Probing fundamental physics by measuring the cosmic microwave background from 5200 meters

Michael Niemack (National Institute of Standards & Technology, Boulder)
Event Date and Time: 
Mon, 2011-11-21 16:00 - 17:00
Hennings 318
Local Contact: 
Jaymie Matthews and Mark Halpern
Intended Audience: 
Recent measurements of the cosmic microwave background (CMB) have played a major role in the development of the "standard model" of cosmology: a universe dominated by dark energy and dark matter. However, fundamental aspects of the cosmos remain elusive, such as the nature of dark energy and dark matter and whether an inflationary epoch occurred in the first 10^(-30) seconds after the big bang. We are helping to address these issues with high precision, high-resolution measurements of the CMB temperature and polarization.
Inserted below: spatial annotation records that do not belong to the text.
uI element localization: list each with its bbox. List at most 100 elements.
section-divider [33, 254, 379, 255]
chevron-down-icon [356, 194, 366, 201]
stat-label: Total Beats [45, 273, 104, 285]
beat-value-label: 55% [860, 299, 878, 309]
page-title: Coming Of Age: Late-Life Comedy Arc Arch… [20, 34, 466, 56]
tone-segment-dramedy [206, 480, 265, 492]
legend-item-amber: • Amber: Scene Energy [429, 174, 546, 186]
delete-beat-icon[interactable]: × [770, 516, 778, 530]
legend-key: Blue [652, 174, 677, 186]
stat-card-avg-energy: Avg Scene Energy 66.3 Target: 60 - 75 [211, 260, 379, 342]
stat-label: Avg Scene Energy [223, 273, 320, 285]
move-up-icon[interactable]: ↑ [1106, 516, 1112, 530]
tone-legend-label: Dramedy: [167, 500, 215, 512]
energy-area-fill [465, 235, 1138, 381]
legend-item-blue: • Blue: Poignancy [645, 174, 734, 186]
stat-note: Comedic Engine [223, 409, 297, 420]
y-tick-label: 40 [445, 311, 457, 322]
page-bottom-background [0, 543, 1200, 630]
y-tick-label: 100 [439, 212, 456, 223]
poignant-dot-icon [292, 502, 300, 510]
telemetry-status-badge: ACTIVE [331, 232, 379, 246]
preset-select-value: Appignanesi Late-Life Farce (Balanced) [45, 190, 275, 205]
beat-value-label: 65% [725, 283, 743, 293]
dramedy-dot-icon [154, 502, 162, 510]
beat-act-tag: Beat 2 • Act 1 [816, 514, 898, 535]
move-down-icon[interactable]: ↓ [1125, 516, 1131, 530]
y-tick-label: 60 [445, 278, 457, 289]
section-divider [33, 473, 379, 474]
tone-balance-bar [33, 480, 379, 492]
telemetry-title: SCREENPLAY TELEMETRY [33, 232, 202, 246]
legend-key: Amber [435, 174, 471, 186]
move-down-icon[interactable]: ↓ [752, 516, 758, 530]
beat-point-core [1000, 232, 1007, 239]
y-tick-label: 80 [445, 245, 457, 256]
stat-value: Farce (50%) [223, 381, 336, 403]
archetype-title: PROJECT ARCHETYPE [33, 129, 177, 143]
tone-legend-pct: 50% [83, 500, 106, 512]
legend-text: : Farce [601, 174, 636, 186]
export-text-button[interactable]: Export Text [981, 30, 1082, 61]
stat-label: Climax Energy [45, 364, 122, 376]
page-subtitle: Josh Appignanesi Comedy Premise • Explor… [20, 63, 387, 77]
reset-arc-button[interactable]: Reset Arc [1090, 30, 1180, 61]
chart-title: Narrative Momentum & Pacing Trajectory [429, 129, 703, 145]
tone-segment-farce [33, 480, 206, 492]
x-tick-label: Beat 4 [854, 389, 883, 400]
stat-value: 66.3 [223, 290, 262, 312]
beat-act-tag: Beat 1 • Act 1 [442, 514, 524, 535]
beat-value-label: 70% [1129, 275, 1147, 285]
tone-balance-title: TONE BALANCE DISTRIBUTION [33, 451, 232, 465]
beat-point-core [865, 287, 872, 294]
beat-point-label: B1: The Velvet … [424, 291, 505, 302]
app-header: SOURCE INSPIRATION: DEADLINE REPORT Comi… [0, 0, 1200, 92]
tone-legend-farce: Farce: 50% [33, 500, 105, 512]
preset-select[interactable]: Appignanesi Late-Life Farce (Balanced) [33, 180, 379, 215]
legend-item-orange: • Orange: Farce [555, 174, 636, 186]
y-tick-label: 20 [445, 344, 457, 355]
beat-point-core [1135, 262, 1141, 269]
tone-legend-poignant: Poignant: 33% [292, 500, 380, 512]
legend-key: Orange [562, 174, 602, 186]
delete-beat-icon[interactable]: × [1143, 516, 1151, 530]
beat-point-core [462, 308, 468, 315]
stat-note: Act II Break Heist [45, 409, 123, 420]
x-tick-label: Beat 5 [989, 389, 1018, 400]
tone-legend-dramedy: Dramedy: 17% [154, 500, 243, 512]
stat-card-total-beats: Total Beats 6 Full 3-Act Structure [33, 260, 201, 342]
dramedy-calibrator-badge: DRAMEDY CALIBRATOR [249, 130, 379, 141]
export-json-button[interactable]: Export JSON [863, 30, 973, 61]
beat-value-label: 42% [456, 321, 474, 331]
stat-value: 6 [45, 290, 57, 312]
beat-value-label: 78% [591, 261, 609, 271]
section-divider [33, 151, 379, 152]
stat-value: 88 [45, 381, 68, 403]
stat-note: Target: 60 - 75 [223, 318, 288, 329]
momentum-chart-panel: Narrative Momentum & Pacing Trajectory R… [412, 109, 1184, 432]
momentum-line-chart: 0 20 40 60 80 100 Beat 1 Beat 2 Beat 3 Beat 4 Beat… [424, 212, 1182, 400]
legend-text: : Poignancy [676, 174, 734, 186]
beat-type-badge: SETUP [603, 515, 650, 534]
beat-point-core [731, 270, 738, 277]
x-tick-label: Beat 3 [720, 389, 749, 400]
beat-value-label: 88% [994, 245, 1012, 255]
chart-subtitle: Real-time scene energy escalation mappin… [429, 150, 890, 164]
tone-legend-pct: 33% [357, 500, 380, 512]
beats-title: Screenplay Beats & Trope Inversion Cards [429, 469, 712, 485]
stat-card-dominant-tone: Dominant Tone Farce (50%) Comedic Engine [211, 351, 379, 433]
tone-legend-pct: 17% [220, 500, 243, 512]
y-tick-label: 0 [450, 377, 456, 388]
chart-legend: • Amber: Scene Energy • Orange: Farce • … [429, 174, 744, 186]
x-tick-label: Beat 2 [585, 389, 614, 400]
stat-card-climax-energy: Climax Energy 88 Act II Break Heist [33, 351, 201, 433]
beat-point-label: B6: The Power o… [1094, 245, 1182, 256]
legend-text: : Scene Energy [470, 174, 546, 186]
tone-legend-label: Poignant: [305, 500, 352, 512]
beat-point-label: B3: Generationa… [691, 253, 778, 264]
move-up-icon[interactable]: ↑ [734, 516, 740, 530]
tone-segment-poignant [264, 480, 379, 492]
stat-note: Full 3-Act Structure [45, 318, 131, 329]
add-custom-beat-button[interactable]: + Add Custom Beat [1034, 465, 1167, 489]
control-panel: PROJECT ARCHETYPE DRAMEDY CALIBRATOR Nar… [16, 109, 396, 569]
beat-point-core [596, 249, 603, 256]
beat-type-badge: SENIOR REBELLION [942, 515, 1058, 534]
The 6-meter Atacama Cosmology Telescope (ACT) is located at 5200 meters in northeastern Chile, and was used to observe the CMB temperature fluctuations on arcminute scales for three years of observations. First light was observed with ACT using three arrays of superconducting transition-edge sensor bolometers (operated at 148, 218, and 277 GHz) in 2008. These measurements led to the discovery of new galaxy clusters, improved constraints on cosmological parameters, and the first detection of the CMB gravitational lensing power spectrum. Will will soon deploy two polarization-sensitive instruments at the ACT site to probe the CMB on both large and small angular scales using new superconducting polarimeter arrays under development at NIST. The Atacama B-mode Search (ABS) will probe GUT energy scales by searching for the "smoking gun of inflation" - the signature of inflationary gravity waves in the CMB polarization. The ACTPol receiver will add polarization sensitivity to ACT (as well as ~4x the temperature sensitivity) enabling a wealth of new science objectives. By making high precision measurements of the power spectra of the polarization anisotropies and gravitational lensing of the CMB, ACTPol will provide strong constraints on the inflationary potential, the sum of the neutrino masses, and early dark energy. Cross-correlating these measurements with optical observations will strengthen constraints on the neutrino mass sum and dark energy, in addition to providing optical counterparts for the ~10^3 galaxy clusters that will be detected by ACTPol. We will describe the CMB science, observations, and instrumentation.